Western Australia laments loss of fifth Ashes Test

Matthews said the size of the broadcast team proved to be the major stumbling block to Perth hosting an Ashes Test this summer.

"And not just the broadcasters in Fox and Seven - there's also Hawkeye, there's Spidercam and there's DRS that only have a certain specialist group of people who follow it all around the country," Matthews said.

"They can't get here any earlier than the players. When they come to do their job, they've got to go in and out of the public areas.

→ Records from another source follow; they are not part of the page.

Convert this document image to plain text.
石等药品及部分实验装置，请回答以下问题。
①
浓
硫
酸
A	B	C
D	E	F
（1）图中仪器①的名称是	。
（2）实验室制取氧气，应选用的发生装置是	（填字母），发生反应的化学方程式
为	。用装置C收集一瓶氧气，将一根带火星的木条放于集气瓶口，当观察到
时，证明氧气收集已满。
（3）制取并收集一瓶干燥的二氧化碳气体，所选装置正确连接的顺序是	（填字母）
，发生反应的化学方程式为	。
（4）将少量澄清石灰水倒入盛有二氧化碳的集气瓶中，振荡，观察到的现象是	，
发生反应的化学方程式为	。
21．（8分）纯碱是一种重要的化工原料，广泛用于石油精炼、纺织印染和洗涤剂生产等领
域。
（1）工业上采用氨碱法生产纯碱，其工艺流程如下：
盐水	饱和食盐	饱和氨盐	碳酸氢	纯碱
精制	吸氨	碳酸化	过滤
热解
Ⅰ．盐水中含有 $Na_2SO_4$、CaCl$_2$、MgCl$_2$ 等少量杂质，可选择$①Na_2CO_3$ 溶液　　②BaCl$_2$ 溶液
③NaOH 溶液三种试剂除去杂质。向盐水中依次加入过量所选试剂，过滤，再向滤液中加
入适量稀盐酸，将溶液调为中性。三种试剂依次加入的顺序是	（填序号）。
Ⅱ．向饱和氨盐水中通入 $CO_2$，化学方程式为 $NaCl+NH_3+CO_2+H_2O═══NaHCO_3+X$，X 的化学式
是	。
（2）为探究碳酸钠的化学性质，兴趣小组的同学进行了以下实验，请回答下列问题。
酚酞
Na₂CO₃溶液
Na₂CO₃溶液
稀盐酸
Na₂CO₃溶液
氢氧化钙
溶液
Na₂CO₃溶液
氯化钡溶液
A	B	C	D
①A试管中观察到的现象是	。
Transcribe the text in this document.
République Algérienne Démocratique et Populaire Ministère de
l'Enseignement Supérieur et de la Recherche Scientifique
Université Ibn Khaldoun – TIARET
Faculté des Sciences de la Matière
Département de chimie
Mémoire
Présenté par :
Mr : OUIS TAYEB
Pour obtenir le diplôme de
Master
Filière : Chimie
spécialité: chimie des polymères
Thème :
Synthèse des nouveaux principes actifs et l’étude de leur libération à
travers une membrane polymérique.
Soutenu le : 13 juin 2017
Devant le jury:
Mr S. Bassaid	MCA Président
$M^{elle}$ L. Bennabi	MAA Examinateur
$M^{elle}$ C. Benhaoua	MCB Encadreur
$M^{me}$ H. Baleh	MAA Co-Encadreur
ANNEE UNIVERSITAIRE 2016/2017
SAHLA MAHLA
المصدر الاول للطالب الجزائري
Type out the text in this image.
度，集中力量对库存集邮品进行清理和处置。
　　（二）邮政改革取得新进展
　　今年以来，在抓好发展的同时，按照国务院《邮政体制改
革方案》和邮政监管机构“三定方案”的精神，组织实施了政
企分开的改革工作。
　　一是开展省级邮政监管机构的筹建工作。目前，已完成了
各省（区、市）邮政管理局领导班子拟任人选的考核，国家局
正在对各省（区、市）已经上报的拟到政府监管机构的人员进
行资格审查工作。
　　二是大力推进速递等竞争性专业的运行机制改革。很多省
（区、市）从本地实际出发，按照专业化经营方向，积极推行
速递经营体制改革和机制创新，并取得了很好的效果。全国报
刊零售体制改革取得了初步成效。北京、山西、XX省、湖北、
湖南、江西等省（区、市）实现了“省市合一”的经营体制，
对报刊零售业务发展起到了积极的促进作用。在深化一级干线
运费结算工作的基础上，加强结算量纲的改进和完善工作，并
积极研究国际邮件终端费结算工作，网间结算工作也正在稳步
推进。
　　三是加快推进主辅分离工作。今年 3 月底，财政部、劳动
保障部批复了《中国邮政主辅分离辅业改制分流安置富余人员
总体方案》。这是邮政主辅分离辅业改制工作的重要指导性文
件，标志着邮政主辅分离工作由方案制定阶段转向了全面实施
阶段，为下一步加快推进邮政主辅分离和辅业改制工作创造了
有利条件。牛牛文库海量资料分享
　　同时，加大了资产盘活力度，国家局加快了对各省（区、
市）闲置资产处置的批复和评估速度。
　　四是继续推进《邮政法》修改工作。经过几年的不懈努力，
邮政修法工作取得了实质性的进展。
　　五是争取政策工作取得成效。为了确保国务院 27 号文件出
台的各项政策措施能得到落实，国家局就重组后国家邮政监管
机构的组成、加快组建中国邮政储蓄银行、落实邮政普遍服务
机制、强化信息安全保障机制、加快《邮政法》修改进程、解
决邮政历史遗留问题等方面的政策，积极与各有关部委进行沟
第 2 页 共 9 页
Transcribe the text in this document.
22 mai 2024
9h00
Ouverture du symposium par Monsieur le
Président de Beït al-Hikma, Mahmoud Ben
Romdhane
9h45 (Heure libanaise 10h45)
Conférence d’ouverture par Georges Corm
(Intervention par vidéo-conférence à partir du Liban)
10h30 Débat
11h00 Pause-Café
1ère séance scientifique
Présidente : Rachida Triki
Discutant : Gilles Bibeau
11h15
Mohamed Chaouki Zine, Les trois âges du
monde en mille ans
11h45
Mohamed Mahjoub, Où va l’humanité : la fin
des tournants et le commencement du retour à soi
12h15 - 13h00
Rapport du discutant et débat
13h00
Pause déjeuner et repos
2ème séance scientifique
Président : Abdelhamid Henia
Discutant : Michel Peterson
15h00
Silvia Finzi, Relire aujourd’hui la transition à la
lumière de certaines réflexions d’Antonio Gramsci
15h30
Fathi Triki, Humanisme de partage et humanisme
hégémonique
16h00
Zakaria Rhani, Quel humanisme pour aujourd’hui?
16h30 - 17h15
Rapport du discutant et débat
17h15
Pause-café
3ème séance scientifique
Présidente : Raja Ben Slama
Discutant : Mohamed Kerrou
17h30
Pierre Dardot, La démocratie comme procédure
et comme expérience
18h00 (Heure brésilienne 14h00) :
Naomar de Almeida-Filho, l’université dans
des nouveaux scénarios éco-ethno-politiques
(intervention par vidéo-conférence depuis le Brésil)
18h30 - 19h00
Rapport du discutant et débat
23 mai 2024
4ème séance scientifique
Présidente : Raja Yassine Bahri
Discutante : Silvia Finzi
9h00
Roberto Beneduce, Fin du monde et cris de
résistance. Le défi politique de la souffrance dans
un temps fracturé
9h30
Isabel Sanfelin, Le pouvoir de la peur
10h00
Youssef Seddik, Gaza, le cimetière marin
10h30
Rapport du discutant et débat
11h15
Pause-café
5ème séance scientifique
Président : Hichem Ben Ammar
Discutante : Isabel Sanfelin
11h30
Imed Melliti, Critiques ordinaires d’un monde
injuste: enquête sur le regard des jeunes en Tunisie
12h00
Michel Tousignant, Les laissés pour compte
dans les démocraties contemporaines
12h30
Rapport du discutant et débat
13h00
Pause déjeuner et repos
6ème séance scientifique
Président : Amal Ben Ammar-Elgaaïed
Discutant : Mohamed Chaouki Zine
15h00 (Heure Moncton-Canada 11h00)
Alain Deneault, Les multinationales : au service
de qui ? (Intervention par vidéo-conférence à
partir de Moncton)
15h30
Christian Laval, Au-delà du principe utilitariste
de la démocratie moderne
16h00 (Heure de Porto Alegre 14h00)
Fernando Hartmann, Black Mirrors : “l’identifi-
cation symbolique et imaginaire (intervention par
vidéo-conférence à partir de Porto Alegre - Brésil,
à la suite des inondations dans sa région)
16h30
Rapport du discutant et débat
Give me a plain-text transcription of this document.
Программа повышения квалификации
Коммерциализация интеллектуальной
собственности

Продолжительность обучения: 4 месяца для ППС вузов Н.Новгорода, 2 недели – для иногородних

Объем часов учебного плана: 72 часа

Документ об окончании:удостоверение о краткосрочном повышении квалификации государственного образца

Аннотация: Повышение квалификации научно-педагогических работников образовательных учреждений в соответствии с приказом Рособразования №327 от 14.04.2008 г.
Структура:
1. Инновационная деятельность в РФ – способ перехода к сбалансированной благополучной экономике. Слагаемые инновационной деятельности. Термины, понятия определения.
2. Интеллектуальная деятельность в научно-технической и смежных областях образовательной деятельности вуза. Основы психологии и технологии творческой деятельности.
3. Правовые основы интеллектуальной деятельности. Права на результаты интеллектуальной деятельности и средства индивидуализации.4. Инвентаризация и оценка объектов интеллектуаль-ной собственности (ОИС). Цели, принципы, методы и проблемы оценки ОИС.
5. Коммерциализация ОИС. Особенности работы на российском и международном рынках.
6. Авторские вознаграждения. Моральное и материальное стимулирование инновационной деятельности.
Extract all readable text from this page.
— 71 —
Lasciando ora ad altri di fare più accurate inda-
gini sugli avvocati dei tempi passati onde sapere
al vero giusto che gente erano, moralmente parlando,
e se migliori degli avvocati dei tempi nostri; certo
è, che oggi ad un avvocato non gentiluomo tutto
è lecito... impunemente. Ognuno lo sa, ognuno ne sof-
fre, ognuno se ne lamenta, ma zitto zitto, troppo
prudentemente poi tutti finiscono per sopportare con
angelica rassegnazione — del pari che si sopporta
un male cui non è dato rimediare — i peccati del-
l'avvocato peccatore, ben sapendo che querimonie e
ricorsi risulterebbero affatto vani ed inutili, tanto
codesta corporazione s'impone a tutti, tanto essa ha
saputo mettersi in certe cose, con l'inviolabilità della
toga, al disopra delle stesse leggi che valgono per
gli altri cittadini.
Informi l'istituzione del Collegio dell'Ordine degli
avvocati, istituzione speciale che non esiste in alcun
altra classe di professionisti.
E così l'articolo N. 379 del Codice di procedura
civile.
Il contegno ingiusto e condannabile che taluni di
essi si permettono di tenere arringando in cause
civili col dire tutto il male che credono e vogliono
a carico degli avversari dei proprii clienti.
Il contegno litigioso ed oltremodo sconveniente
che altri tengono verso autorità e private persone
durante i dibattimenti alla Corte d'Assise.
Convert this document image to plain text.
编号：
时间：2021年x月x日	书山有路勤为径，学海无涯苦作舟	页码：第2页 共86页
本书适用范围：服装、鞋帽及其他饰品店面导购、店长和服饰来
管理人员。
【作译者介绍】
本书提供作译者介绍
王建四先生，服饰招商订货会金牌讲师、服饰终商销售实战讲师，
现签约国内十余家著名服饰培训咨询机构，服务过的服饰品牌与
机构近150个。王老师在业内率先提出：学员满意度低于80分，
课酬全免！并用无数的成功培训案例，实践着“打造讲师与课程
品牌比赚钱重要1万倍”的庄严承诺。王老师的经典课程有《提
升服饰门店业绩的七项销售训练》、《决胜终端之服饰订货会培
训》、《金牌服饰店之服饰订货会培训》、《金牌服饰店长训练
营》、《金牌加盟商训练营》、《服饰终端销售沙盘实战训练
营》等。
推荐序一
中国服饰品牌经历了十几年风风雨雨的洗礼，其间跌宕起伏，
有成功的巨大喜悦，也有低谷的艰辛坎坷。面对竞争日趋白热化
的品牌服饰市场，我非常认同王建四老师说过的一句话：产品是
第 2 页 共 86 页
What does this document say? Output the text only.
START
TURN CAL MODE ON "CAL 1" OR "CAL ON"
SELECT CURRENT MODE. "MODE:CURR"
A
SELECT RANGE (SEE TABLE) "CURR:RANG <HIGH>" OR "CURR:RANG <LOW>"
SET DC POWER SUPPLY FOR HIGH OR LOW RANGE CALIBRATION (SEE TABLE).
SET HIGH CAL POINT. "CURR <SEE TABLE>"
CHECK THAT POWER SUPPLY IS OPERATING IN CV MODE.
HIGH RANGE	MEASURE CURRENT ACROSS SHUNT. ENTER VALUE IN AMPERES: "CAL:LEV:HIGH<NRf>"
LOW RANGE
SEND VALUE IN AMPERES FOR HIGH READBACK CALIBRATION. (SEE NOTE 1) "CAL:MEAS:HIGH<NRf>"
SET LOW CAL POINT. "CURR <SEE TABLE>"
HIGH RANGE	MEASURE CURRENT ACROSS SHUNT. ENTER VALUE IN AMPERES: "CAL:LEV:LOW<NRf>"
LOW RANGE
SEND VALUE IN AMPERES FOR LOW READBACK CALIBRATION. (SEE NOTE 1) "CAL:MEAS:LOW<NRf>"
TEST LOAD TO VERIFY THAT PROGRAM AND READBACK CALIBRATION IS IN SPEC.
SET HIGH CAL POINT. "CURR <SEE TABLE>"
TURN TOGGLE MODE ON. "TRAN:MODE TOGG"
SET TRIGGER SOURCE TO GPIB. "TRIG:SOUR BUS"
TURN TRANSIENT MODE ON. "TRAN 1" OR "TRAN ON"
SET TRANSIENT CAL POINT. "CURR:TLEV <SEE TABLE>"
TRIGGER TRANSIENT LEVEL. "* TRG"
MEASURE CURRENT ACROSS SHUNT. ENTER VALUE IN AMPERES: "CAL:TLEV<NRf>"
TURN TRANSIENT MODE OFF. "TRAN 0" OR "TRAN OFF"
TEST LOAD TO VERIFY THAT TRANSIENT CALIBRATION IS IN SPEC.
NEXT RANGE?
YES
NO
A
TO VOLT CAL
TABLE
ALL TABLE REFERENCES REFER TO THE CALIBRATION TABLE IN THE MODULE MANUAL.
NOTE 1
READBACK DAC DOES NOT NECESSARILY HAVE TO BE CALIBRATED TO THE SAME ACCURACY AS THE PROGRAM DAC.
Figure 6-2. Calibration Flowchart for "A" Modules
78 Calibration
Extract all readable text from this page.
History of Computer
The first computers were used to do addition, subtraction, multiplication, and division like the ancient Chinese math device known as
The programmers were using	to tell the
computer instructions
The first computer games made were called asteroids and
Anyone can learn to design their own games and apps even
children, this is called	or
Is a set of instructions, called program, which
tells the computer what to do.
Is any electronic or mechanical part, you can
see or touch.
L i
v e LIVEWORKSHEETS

"So there's things that can't be kept away from the public and that wasn't fully known until about 10 days ago.

"I don't think we dropped the ball, but maybe we needed to dig a bit deeper into things Cricket Australia need to tell the government.

Optus Stadium in Perth, pictured here during a Test match between Australia and New Zealand.
Optus Stadium in Perth will no longer host the fifth Ashes Test. (Photo by Ryan Pierse/Getty Images)

"I'm really cranky about the fact it's the second year in a row we're missing a Test, but there's really no one to blame which makes it really hard. It's just circumstances."

Perth is scheduled to host a one-day international between Australia and New Zealand on January 30.

Even if WA's border doesn't open before then, Matthews is still hopeful that match will go ahead given the demands are much less than that of a Test match.

But the Perth Scorchers' hopes of hosting a block of BBL games at Optus Stadium appear slim.

The Scorchers open their season at home against Brisbane Heat on Wednesday and are then due to host the Hobart Hurricanes on December 20.

But a December 22 fixture in Melbourne against the Renegades could turn the Scorchers into a team too 'dirty' to be able to play more matches in Perth beyond that.

WA Cricket will put forward a proposal requesting any Scorchers' games in Covid-ravaged Melbourne be moved elsewhere.

More than four months after clouds first hovered over the fifth Test, the match's venue was finally listed as TBC on Monday with Hobart the favourite to take over.